Arrivés à quelques centaines de mètres du tanker, une détonation lointaine se fit entendre. Une fraction de seconde après, Fatma s'écroula sur Loco et Jean, installés derrière elle. Le visage à moitié arraché, son corps émit quelques borborygmes et elle mourut dans la foulée. Il y eut un court instant de stupéfaction dans le navire, suivi des cris féroces de l'équipage pour conjurer l'effroi. Pour éviter de faciliter le travail des tireurs d'élite, le J. changea légèrement de cap pour arriver en oblique sur le tanker. Déjà Jean s'était saisi du AK-47 de sa camarade tombée pour avoiner vers leurs ennemis, plus par principe que dans un souci d'efficacité. Les douilles volaient dans le bateau, carillon de mort sur les percussions lourdes du destin, et le J, malgré l'épouvantable tension qui reignait à bord, eut l'esprit qui dériva sur ses souvenirs. Il vibrait aux images de Fatma, ivre de rhum et affamée de stupre, venant lui grimper dessus comme une amazone pour le baiser jusqu'à l'os avant de l'abandonner à la sorgue, lui, le petit minot de la bande, avec sa jolie gueule au sourire rieur. Quelle walkyrie elle était. Mais l'adrénaline ne laissait aucune place à l'accablement. La mémoire de ces coups de rein vénérés l'entrainait au contraire vers cette rage guerrière dont tout les coeurs présents s'emplissaient. On verserait des verres au sol quand l'heure du bilan sonnerait. Le skiff avalait glouton la distance les séparant encore du tanker. A son bord surélevé tel un mirador, les détonations se multipliaient et Andrew, à l'arrière du bateau, tomba à la flotte après avoir ramassé une autre bastos. Sabrina mourut alors que le dériveur ralentissait pour l'assaut, quand une boule de pétanque jetée depuis le pont vint lui enfoncer la boite cranienne. Il n'était déjà plus que cinq quand l'abordage commença. Et en amoureux des causes perdues qu'ils étaient, aucun n'eût la moindre pensée à propos d'une éventuelle retraite. Leurs ambitions se soldèrent par un échec cuisant. Aucun des cinq restant ne put atteindre le pont de cette forteresse flottante, et leur corps dégringolèrent les uns après les autres sur le skiff et dans l'océan. Le groupe paramilitaire qui s'y était installé était autrement préparé à la guerre que leur petit groupe de rebelles, malgré toute la détermination dont leur coeur était animé, et malgré toute l'expérience qu'ils avaient acquéri au fil des épreuves.

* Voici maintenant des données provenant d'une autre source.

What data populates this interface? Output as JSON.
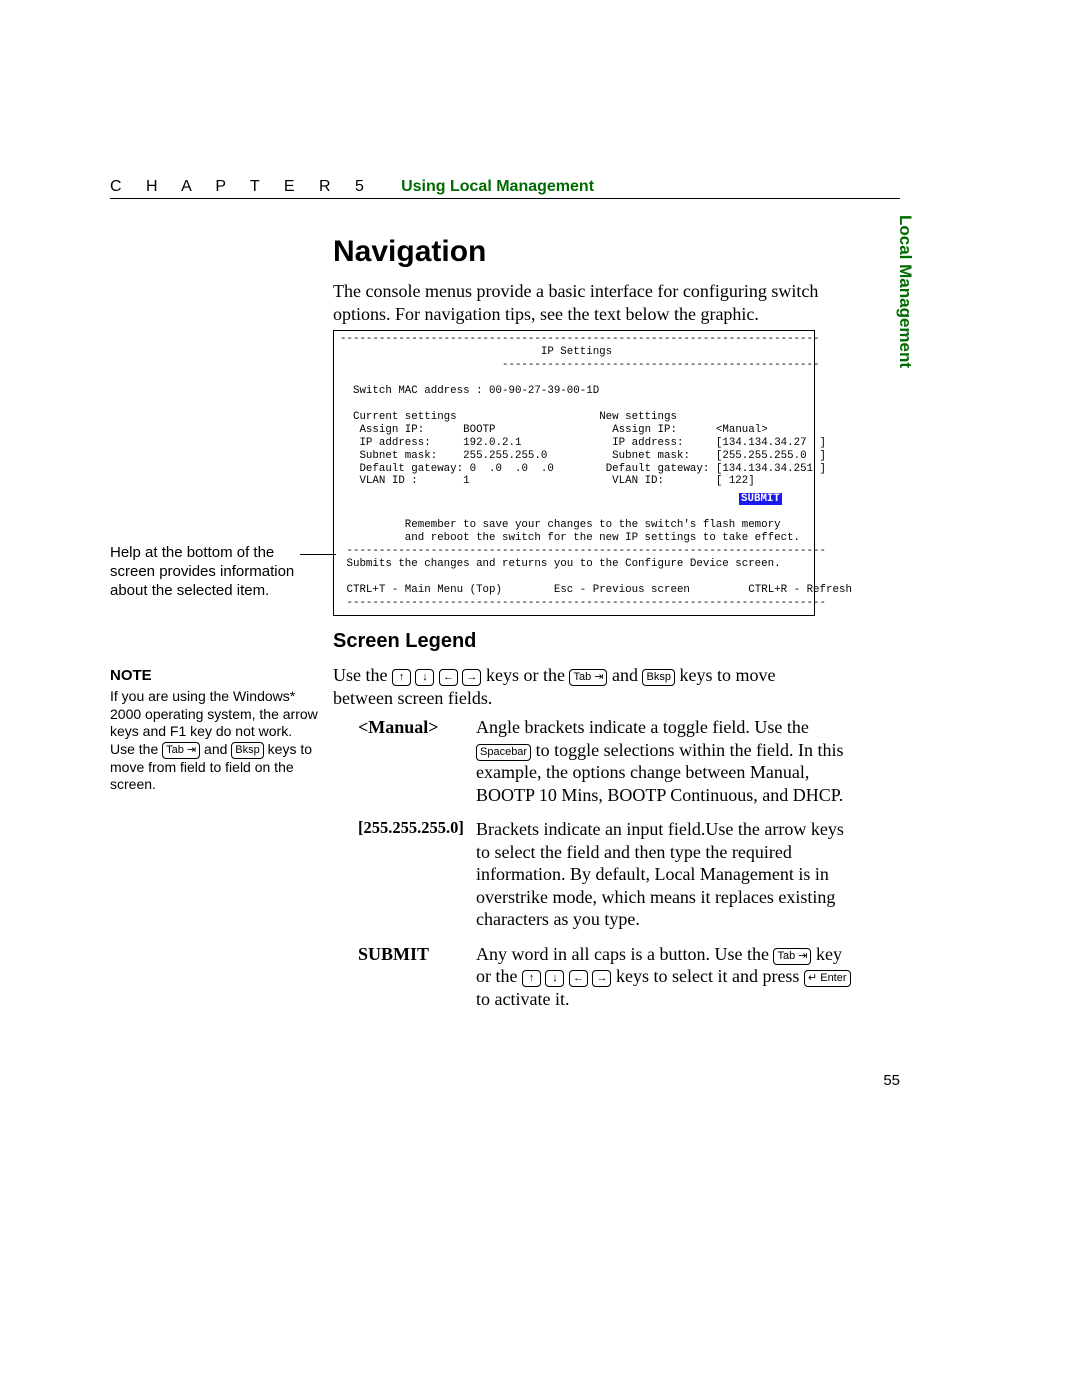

Le J. aperçut le corps désarticulé du géant Yuri s'affaler dans les airs. Un mécano incroyable, le Yuri. Un coeur d'enfant dans un corps de titan. Un ami parmi les camarades. Une étoile dans les ténèbres. C'est alors qu'il sentit une douleur atroce lui arracher l'épaule. L'explosion du moteur d'hors-bord le propulsa hors de l'embarcation, et il se faufila à grand peine au milieu de la pluie de plomb qui perçait la surface de l'eau. Il nagea jusqu'à la côte grâce à son bras encore fonctionnel, ne remontant que peu à la surface. Il traversa la plage en courant et se cacha à la lisière de la forêt. C'est alors qu'il vit au loin, à quelques milles nautiques derrière le tanker, un patrouilleur s'approchant à vive allure. A une vitesse de quarante noeuds comme ce devait être à peu près le cas, il n'avait aucune chance d'arriver à la crique où le reste de ses camarades croupissait d'appréhension. Tous étaient déjà condamnés.